Bu mübarek mektup, 16×19 cm ebadında, kahverengi bir deri üzerine siyah mürekkeple yazılmıştır ve on iki satırdan ibarettir.

Mektubun altında Resûl-i Ekrem Efendimizin mührü bulunmaktadır.

Mektupta yer yer güve yenikleri ve delikleri de vardır.[11]
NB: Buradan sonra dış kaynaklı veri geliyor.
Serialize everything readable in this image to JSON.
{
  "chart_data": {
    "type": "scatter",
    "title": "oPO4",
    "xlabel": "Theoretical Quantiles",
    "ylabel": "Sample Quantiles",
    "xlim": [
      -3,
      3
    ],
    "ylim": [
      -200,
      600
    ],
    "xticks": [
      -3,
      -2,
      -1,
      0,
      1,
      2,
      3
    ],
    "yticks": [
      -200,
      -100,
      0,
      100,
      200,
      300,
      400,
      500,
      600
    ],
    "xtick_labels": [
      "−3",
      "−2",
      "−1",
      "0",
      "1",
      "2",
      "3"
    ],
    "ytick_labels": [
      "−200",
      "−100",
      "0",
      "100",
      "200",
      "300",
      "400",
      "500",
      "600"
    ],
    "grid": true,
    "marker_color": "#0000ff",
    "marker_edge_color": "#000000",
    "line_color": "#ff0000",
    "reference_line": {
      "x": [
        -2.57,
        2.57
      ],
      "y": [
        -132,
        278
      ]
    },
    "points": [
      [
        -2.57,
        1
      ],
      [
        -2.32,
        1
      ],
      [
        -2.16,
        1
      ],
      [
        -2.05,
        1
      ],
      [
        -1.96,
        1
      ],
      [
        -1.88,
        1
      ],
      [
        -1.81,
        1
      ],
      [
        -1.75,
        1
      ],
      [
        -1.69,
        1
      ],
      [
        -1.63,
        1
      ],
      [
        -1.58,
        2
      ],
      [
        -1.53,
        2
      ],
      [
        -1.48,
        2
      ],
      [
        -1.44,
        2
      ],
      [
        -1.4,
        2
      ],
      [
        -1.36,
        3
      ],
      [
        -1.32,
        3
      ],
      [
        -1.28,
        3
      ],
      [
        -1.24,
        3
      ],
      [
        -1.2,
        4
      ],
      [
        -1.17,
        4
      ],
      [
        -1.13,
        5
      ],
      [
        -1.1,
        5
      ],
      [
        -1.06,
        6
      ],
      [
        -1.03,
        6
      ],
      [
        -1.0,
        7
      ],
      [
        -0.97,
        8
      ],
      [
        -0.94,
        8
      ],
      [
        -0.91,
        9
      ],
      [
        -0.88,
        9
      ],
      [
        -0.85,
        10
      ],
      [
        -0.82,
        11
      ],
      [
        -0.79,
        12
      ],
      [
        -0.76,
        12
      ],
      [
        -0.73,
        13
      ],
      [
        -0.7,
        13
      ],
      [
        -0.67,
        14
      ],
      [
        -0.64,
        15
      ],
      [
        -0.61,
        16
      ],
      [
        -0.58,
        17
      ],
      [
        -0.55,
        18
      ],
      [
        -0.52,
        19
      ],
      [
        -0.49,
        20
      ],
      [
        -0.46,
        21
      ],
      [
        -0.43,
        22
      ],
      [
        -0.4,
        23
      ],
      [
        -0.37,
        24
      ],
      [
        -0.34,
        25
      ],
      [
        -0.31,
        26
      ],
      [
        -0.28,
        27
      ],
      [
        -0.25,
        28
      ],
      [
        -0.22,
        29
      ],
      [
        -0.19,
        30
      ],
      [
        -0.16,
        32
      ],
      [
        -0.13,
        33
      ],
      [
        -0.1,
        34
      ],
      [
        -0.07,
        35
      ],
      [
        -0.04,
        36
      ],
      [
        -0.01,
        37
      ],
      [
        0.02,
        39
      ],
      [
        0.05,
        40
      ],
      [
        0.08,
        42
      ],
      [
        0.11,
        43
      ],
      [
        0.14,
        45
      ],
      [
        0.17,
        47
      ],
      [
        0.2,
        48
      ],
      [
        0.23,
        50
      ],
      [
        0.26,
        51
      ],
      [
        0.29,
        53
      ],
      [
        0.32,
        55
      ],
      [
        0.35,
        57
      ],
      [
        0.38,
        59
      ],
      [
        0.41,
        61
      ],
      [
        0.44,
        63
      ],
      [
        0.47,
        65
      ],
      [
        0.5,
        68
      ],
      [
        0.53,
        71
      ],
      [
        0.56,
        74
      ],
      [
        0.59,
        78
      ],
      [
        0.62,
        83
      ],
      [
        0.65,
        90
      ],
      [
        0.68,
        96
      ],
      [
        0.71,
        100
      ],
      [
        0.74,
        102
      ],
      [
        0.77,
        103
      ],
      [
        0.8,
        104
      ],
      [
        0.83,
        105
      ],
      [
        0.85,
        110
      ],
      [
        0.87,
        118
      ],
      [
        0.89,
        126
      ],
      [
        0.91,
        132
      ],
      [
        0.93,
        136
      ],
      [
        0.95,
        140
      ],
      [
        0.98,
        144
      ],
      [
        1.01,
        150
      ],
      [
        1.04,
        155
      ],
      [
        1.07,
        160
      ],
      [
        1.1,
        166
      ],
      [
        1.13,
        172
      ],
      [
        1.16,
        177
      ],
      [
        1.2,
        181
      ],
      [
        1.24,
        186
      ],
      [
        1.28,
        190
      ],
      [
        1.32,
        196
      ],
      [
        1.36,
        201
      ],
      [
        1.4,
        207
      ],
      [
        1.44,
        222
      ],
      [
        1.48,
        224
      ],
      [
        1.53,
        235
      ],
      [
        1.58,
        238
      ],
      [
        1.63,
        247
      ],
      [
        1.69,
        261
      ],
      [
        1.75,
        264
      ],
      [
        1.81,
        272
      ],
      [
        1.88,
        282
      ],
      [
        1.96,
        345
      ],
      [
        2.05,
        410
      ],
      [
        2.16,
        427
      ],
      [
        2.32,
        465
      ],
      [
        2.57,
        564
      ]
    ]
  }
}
_____________________________________________________________________

[1]İbn Kayyim, Zâdü’l-Meâd, c. 3, s. 72; Halebî, İnsanü’l-Uyûn, c. 3, s. 295-296.
[2]İbn Sa’d, Tabakat, c. 1, s. 260; İbn Seyyid, Uyûnü’l-Eser, c. 2, s. 266.
[3]İbn Sa’d, a.g.e., c. 1, s. 260; İbn Seyyid, a.g.e., c. 2, s. 266.
[4]İbn Sa’d, a.g.e., c. 1, s. 260; İbn Seyyid, a.g.e., c. 2, s. 266. Halebî, a.g.e., c. 3, s. 296-297.
[5]İbn Seyyid, a.g.e., c. 2, s. 266.
[6]İbn Seyyid, a.g.e., c. 2, s. 266.
[7]İbn Sa’d, a.g.e., c. 8, s. 212-213.
[8]İbn Sa’d, a.g.e., c. 1, s. 485; Halebî, a.g.e., c. 3, s. 297.
[9]İbn Sa’d, a.g.e., c. 1, s. 260; İbn Kayyim, Zâdü’l-Meâd, c. 2, s. 72; İbn Seyyid, Uyûnü’l-Eser, c. 3, s. 266.
[10]İbn Sa’d, a.g.e., c. 1, s. 261; Halebî, a.g.e., c. 3, s. 266.
[11]Tahsin Öz, Hırka-i Saadet Dairesi ve Emanet-i Mübareke, s. 29-30.